Mount Meru (4,566 m) is an active stratovolcano and forms the centrepiece of Arusha National Park in Tanzania. The mountain is often referred to as Mt Kilimanjaro’s ‘little brother’. Although the mountain is not as high as Kilimanjaro, it is just as challenging. Known for its huge cliffs, beautiful green surroundings and abundant wildlife, Mount Meru is the sixth highest mountain in Africa and the second highest in Tanzania!
Climbing Mount Meru requires more technical climbing skills than the routes on Kilimanjaro. What Mount Meru ‘lacks’ in height, it makes up for in difficulty. Therefore, it is important to have some climbing experience.
Still, Mount Meru is sometimes used as warm-up for climbing Kilimanjaro, especially to acclimate the body to greater heights. If you have the time and budget to climb Meru, it is definitely worth it. The mountain isn’t climbed as often and it provides a truly unique experience.
Since Meru lies in Arusha National Park, there’s a great chance of seeing various animals while trekking. You’re likely to encounter giraffes, buffalos, antelopes and baboons.
Mount Meru is a recently active (latest eruption in 1910), but now dorment volcano that forms the center of Arusha National Park in Tanzania. It is known for its huge cliffs and green surroundings at the foot. Mt. Meru is the fifth highest mountain on the African continent and the second highest in Tanzania. Even though the mountain isn’t nearly as high as the Kilimanjaro, its just as challenging. Below you’ll find the most popular routes to climbing Mt Meru.
In opposition to Kilimanjaro, there’s only 1 route to climb Mount Meru. So no need to figure out which route suits your style best. The one route is the way to go! Even though it’s not as high as the Kili, its a difficult climb and surely not to be taken lightly.
If you are not intending to climb Mount Meru entirely, or simply don’t have the time, then there are several dayhikes reaching lower heights on Mount Meru. These hikes are very rewarding as you’ll hike through green vegetation, surrounded by wildlife. Here you can get some real peace and quiet as its not as overrun as Kilimanjaro (dayhikes) and most likely won’t encounter many others.
When you do decide to climb Mt. Meru, you can choose to do it in 3 days or 4 days, meaning 2 or 3 nights. In opposition to the Kilimanjaro Routes, this isn’t a matter of acclimatisation as the ascend will be the same on both routes. On the 4 day climb, the descend on the last day will be a lot slower and will give you time to enjoy the surrounding areas.
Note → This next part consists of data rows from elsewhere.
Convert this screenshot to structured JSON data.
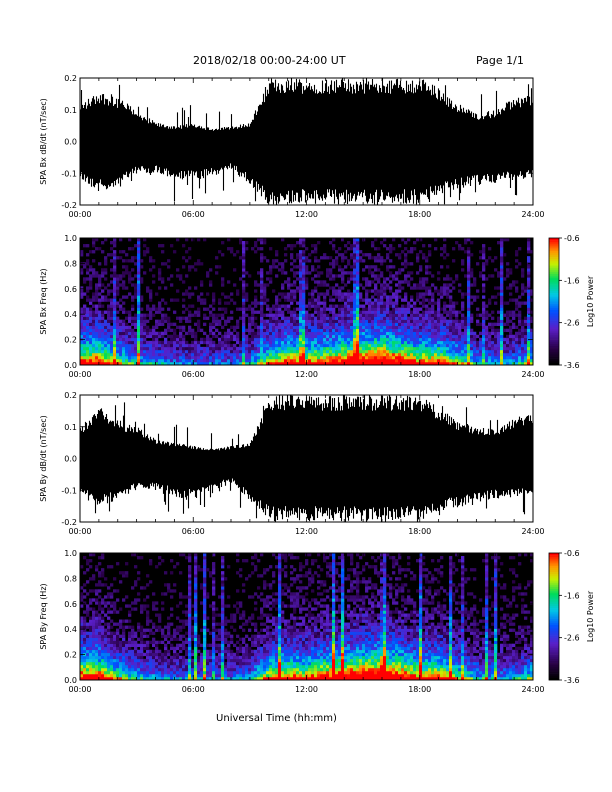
{
  "header": {
    "date_range": "2018/02/18  00:00-24:00 UT",
    "page": "Page 1/1"
  },
  "x_axis": {
    "label": "Universal Time (hh:mm)",
    "ticks": [
      "00:00",
      "06:00",
      "12:00",
      "18:00",
      "24:00"
    ],
    "range_hours": [
      0,
      24
    ]
  },
  "chart_data": [
    {
      "type": "line",
      "ylabel": "SPA Bx dB/dt (nT/sec)",
      "ylim": [
        -0.2,
        0.2
      ],
      "yticks": [
        "-0.2",
        "-0.1",
        "0.0",
        "0.1",
        "0.2"
      ],
      "color": "#000000",
      "series": [
        {
          "x": [
            0,
            1,
            2,
            3,
            4,
            5,
            6,
            7,
            8,
            9,
            10,
            11,
            12,
            13,
            14,
            15,
            16,
            17,
            18,
            19,
            20,
            21,
            22,
            23,
            24
          ],
          "envelope_upper": [
            0.12,
            0.16,
            0.14,
            0.1,
            0.06,
            0.05,
            0.06,
            0.04,
            0.05,
            0.06,
            0.2,
            0.2,
            0.2,
            0.2,
            0.2,
            0.2,
            0.2,
            0.2,
            0.2,
            0.17,
            0.12,
            0.09,
            0.1,
            0.14,
            0.15
          ],
          "envelope_lower": [
            -0.12,
            -0.16,
            -0.14,
            -0.1,
            -0.1,
            -0.12,
            -0.12,
            -0.11,
            -0.09,
            -0.14,
            -0.2,
            -0.2,
            -0.2,
            -0.2,
            -0.2,
            -0.2,
            -0.2,
            -0.2,
            -0.2,
            -0.17,
            -0.15,
            -0.14,
            -0.13,
            -0.12,
            -0.12
          ]
        }
      ]
    },
    {
      "type": "heatmap",
      "ylabel": "SPA Bx Freq (Hz)",
      "ylim": [
        0,
        1
      ],
      "yticks": [
        "0.0",
        "0.2",
        "0.4",
        "0.6",
        "0.8",
        "1.0"
      ],
      "colorbar": {
        "label": "Log10 Power",
        "range": [
          -3.6,
          -0.6
        ],
        "ticks": [
          "-0.6",
          "-1.6",
          "-2.6",
          "-3.6"
        ]
      },
      "activity_by_hour": [
        0.75,
        0.8,
        0.55,
        0.4,
        0.35,
        0.3,
        0.3,
        0.3,
        0.3,
        0.35,
        0.6,
        0.75,
        0.7,
        0.75,
        0.85,
        0.9,
        0.95,
        0.85,
        0.7,
        0.75,
        0.55,
        0.4,
        0.35,
        0.35,
        0.5
      ]
    },
    {
      "type": "line",
      "ylabel": "SPA By dB/dt (nT/sec)",
      "ylim": [
        -0.2,
        0.2
      ],
      "yticks": [
        "-0.2",
        "-0.1",
        "0.0",
        "0.1",
        "0.2"
      ],
      "color": "#000000",
      "series": [
        {
          "x": [
            0,
            1,
            2,
            3,
            4,
            5,
            6,
            7,
            8,
            9,
            10,
            11,
            12,
            13,
            14,
            15,
            16,
            17,
            18,
            19,
            20,
            21,
            22,
            23,
            24
          ],
          "envelope_upper": [
            0.1,
            0.16,
            0.12,
            0.1,
            0.06,
            0.05,
            0.04,
            0.03,
            0.04,
            0.05,
            0.2,
            0.2,
            0.2,
            0.2,
            0.2,
            0.2,
            0.2,
            0.2,
            0.2,
            0.16,
            0.12,
            0.1,
            0.09,
            0.13,
            0.14
          ],
          "envelope_lower": [
            -0.12,
            -0.15,
            -0.13,
            -0.1,
            -0.1,
            -0.12,
            -0.13,
            -0.1,
            -0.08,
            -0.14,
            -0.2,
            -0.2,
            -0.2,
            -0.2,
            -0.2,
            -0.2,
            -0.2,
            -0.2,
            -0.2,
            -0.17,
            -0.16,
            -0.14,
            -0.13,
            -0.12,
            -0.12
          ]
        }
      ]
    },
    {
      "type": "heatmap",
      "ylabel": "SPA By Freq (Hz)",
      "ylim": [
        0,
        1
      ],
      "yticks": [
        "0.0",
        "0.2",
        "0.4",
        "0.6",
        "0.8",
        "1.0"
      ],
      "colorbar": {
        "label": "Log10 Power",
        "range": [
          -3.6,
          -0.6
        ],
        "ticks": [
          "-0.6",
          "-1.6",
          "-2.6",
          "-3.6"
        ]
      },
      "activity_by_hour": [
        0.8,
        0.8,
        0.55,
        0.4,
        0.35,
        0.3,
        0.3,
        0.3,
        0.3,
        0.35,
        0.65,
        0.75,
        0.7,
        0.8,
        0.85,
        0.95,
        0.95,
        0.85,
        0.7,
        0.75,
        0.55,
        0.4,
        0.35,
        0.35,
        0.5
      ]
    }
  ]
}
If you choose for the latter, you will hike down all the way from the peak to Momella Gate (starting point). This can be very challenging as it’s a very long and exhausting hike.
For those climbing Mount Meru, there are two very well appointed, big huts. Here you will stay during the trek. The huts are: the Miriakamba Huts at 2514 m (8248 ft) and the Saddle Huts at 3570 m (11712 ft).
Mount Meru is located about 70km (43mi) west of Mount Kilimanjaro, Africa’s highest mountain. On a clear day, you can see Kilimanjaro from Mt Meru. Meru is a freestanding mountain and its location is right in the Middle of Arusha National Park. One of the main national parks of northern Tanzania.
Arusha National Park is just north of the town that wears its name: Arusha. This is the ‘safari capital’ of Tanzania and most likely even of the world. Meru is visable from Arusha on clear days and offers a nice view from the city. On hikes at the lower ends, you can overview Arusha city as a whole.
Mount Meru can be climbed all year around. For the highest chance of succes, it’s best to take on the mountain during the dry season. The dry season is from June to the beginning of March. This runs from June to early March. For the best weather conditions and incredible views of the snow-covered peak of Mt Kilimanjaro, also known as ‘the Roof of Africa’, we recommend climbing the mountain from late December to February.
If you’re considering a Mount Meru trekking tour during November till halfway December, you should expect occasional rains. This is called the ‘light rain season’.
April and May are the so-called ‘heavy rainy season’ in Tanzania. Try to avoid climbing in these months. If it rains too much during the climb, it might be cancelled if the guide finds it too dangerous. This does not happen often, but it is definitely something to keep in mind if you plan to reach the summit.